Der Oberste Gerichtshof hat durch den Vizepräsidenten des Obersten Gerichtshofs Kinzel als Vorsitzenden und durch die Hofräte des Obersten Gerichtshofs Dr. Hule, Dr. Klinger, Dr. Egermann und Mag. Engelmaier als Richter in den verbundenen Rechtssachen der klagenden Partei Dr. O***** I*****, vertreten durch Dr. Hanns F. Hügel, Rechtsanwalt in Mödling, wider die beklagten Parteien 1) Dr. F***** I***** (17 Cg 170/81), und 2) Dr. G***** I*****, vertreten durch Dr. Franz Insam, Rechtsanwalt in Graz (17 Cg 104/83), wegen Einwendungen nach § 35 EO, infolge Revisionsrekurses der beklagten Parteien gegen den Beschluss des Oberlandesgerichts Graz als Rekursgericht vom 14. Mai 1984, GZ 2 R 64, 65/84-46, womit der Beschluss des Landesgerichts für Zivilrechtssachen Graz vom 19. Dezember 1983, GZ 17 Cg 170/81-32, abgeändert wurde, folgenden

Beschluss

gefasst:

 

Spruch:

Dem Revisionsrekurs wird nicht Folge gegeben.

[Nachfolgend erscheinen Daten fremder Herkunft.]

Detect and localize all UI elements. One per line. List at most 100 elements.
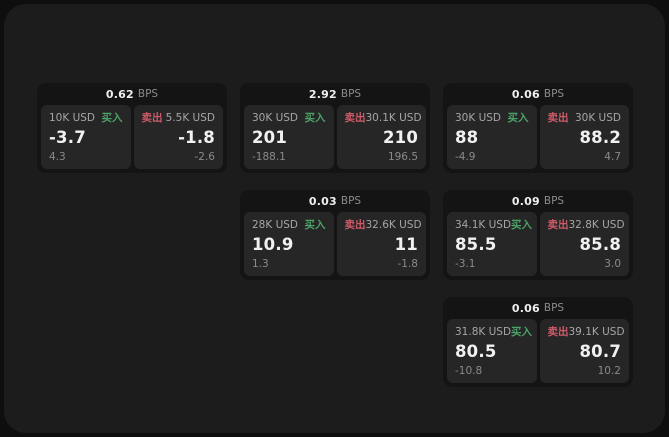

Die beklagten Parteien haben die Kosten ihres erfolglosen Rechtsmittels selbst zu tragen.

Text

Begründung

Der Kläger wurde mit den Urteilen des Landesgerichts für Zivilrechtssachen Graz, 17 Cg 275/76, des Oberlandesgerichts Graz, 2 R 113/78, und des Obersten Gerichtshofs, 5 Ob 507/79, zur Zahlung von 161.176,30 S samt bestimmter Zinsen und Prozesskosten von 44.928,48 S, 7.785,68 S und 6.961,44 S an Dr. G***** I***** verurteilt.

Laut Zessionsurkunde vom 20. 2. 1979 trat Dr. G***** I***** diese Forderung dem Dr. F***** I***** ab.

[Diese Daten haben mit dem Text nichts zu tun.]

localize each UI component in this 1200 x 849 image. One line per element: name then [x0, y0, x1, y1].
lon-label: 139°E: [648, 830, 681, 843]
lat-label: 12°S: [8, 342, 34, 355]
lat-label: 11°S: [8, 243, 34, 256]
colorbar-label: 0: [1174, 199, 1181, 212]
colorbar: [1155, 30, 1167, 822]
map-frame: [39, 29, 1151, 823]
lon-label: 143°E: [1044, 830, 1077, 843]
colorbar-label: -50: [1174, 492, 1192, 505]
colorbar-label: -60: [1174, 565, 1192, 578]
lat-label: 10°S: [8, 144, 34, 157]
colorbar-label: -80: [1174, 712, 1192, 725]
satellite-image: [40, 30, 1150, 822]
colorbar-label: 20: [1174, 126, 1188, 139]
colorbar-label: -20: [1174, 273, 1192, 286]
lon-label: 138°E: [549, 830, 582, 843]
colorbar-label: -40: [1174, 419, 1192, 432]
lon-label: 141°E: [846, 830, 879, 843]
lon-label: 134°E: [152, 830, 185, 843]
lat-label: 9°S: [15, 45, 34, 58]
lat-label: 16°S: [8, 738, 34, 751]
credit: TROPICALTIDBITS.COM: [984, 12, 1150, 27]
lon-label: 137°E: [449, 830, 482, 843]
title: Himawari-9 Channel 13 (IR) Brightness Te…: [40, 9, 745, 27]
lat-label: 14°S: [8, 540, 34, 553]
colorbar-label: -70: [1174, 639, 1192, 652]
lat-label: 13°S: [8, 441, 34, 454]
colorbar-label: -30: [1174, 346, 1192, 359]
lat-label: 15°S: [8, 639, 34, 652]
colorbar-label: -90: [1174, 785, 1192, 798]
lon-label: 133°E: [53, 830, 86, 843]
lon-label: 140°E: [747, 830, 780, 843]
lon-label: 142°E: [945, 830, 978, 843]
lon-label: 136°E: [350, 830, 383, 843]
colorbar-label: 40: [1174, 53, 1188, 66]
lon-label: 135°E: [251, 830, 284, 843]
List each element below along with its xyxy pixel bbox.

Zur Hereinbringung dieser Forderung ist einerseits die vom Landesgericht für Zivilrechtssachen Graz als Titelgericht am 21. 11. 1980 bewilligte Fahrnisexekution 17 E 11710/80 (nunmehr 17 E 93/87/81) des Exekutionsgerichts Wien anhängig. Weiters war zur Hereinbringung derselben Forderung eine Exekution durch Zwangsverwaltung eines Fruchtgenussrechts des Klägers, bewilligt vom Landesgericht für Zivilrechtssachen Graz am 6. 5. 1981, zu 9 E 841/81 des Bezirksgerichts für Zivilrechtssachen Graz anhängig. Anzuführen ist, dass die erstgenannte Exekution als Sicherungsexekution seitens der betreibenden Partei Dr. G***** I***** schon im Jahr 1978 begonnen hatte und erst später mit dem Beschluss vom 21. 11. 1980 die Überleitung in eine Befriedigungsexekution zu Gunsten des Zessionars Dr. F***** I***** erfolgte.

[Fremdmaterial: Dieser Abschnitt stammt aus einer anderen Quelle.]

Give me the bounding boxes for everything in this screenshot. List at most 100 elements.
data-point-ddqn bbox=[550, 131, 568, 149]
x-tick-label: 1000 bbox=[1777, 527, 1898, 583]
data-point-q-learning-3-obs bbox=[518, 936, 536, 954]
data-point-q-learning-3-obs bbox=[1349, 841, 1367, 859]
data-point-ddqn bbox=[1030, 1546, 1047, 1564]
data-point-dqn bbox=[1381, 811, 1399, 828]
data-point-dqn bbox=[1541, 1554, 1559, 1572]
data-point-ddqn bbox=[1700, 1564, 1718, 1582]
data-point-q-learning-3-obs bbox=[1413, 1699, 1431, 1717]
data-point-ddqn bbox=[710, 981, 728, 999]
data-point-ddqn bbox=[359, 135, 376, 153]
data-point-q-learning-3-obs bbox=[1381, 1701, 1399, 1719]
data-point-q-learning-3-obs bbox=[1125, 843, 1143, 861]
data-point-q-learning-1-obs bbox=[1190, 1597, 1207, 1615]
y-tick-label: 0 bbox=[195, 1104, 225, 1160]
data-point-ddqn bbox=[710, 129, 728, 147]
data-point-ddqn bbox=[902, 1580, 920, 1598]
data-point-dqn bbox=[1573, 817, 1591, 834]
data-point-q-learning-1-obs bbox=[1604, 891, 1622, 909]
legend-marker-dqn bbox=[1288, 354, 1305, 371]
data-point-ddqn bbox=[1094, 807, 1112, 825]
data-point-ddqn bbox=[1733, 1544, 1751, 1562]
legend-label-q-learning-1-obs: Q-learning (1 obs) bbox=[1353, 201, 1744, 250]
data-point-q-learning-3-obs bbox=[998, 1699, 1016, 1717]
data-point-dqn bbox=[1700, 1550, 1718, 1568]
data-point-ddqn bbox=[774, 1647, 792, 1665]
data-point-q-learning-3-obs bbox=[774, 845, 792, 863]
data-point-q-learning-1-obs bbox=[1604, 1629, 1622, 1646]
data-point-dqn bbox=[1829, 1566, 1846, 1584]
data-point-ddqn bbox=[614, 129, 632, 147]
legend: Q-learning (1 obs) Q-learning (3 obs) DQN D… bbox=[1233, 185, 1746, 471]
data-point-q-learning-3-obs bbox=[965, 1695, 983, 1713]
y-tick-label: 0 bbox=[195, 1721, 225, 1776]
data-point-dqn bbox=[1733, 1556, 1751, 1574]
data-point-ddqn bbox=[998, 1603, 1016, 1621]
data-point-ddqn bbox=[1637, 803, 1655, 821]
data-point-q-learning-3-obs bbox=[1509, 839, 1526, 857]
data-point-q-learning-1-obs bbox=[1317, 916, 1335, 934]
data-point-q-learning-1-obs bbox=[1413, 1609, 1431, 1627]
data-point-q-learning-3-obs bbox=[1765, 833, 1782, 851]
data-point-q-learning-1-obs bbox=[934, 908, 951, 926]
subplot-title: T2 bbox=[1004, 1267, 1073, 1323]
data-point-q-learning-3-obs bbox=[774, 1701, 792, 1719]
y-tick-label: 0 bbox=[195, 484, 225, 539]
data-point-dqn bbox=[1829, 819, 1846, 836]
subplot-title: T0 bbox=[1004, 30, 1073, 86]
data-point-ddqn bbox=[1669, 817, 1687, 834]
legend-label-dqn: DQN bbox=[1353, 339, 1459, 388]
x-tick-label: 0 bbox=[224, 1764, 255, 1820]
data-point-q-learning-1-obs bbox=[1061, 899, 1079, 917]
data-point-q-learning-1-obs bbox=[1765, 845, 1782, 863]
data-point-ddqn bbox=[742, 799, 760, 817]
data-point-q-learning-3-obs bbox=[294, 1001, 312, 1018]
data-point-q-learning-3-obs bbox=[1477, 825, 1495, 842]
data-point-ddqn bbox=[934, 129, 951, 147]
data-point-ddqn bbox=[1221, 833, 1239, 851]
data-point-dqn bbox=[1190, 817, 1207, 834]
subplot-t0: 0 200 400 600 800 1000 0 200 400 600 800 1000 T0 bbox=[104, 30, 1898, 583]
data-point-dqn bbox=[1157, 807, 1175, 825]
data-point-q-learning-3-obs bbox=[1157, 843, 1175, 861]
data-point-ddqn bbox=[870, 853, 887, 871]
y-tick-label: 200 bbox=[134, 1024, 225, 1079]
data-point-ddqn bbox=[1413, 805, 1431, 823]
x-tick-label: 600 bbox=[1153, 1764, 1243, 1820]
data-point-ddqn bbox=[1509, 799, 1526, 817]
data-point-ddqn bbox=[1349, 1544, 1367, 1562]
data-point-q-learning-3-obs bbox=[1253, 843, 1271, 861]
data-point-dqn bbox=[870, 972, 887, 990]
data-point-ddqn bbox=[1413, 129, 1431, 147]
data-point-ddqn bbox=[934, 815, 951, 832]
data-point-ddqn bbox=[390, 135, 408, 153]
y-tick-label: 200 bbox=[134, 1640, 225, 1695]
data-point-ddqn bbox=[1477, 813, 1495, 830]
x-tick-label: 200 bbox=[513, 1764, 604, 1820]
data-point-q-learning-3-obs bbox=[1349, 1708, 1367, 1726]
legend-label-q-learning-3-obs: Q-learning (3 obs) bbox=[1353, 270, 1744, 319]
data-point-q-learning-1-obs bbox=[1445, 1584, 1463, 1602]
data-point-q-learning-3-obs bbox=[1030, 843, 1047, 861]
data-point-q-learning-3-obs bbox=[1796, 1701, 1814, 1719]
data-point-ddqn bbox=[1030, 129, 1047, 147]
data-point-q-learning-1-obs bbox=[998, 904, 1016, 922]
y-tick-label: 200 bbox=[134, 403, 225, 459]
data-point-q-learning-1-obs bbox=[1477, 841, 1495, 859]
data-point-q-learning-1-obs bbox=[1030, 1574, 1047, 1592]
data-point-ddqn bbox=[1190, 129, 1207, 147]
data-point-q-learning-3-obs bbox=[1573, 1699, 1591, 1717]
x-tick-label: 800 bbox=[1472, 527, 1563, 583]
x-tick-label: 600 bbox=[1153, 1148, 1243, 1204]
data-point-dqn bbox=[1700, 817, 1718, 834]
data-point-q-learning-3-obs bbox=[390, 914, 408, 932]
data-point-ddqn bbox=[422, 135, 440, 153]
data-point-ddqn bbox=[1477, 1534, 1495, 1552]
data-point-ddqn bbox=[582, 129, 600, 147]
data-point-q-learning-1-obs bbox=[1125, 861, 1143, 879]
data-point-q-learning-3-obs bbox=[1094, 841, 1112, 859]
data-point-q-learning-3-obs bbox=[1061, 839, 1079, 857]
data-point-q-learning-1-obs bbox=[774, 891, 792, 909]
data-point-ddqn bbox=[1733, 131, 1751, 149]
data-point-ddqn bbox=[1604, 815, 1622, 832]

In zwei zur gemeinsamen Verhandlung und Entscheidung verbundenen Rechtssachen erhob der Kläger Einwendungen gemäß § 35 EO gegen die beiden Exekutionen und zwar zu 17 Cg 104/83 (früher 17 Cg 101/79) gegen den Zedenten Dr. G***** I***** hinsichtlich der Hauptsache und der Kosten von 44.928,48 S unter Anführung der Fahrnisexekution und zu 17 Cg 170/81 (führender Akt) gegen Dr. F***** I***** als Zessionar hinsichtlich der Zinsen und der Kosten von 7.785,68 S und 6.961,44 S (hinsichtlich der ursprünglichen Mehrbeträge wurde die Klage wegen Streitanhängigkeit zurückgewiesen vgl ON 9, 13 und 16), diesmal unter Anführung beider Exekutionen.

Der Kläger machte in beiden Klagen geltend, die strittige Forderung sei zu 10 E 2887/79 des Bezirksgerichts für Zivilrechtssachen Graz zu Gunsten der B***** Realitätenverwertungs Gesellschaft mbH gepfändet worden. In Befolgung dieser Pfändung habe er am 21. 2. 1979 den Betrag von 279.524,08 S zur vollen Tilgung der Forderung bezahlt. Diese Zahlung habe schuldbefreiende Wirkung auch für die beiden Beklagten.

Die Beklagten beantragten die Abweisung der Klage. Sie bestritten die Zahlung und machten überdies geltend, dass der Zession gegenüber der genannten Pfändung der zeitliche Vorrang zukomme.

In der Tagsatzung zur fortgesetzten mündlichen Streitverhandlung am 5. 12. 1983 brachte der Kläger vor, die Exekution 9 E 841/81 sei inzwischen beendet worden und habe zur Überweisung von 325.961,74 S an die beklagten Parteien geführt. Er stellte daher das bisherige Klagebegehren dahin um, dass in der Oppositionsklage nur mehr die Fahrnisexekution 17 E 11710/80 angeführt wird, und dehnte die Klage weiters dahin aus, dass die beiden Beklagten schuldig seien, dem Kläger den Betrag von 325.961,74 S sA zu zahlen.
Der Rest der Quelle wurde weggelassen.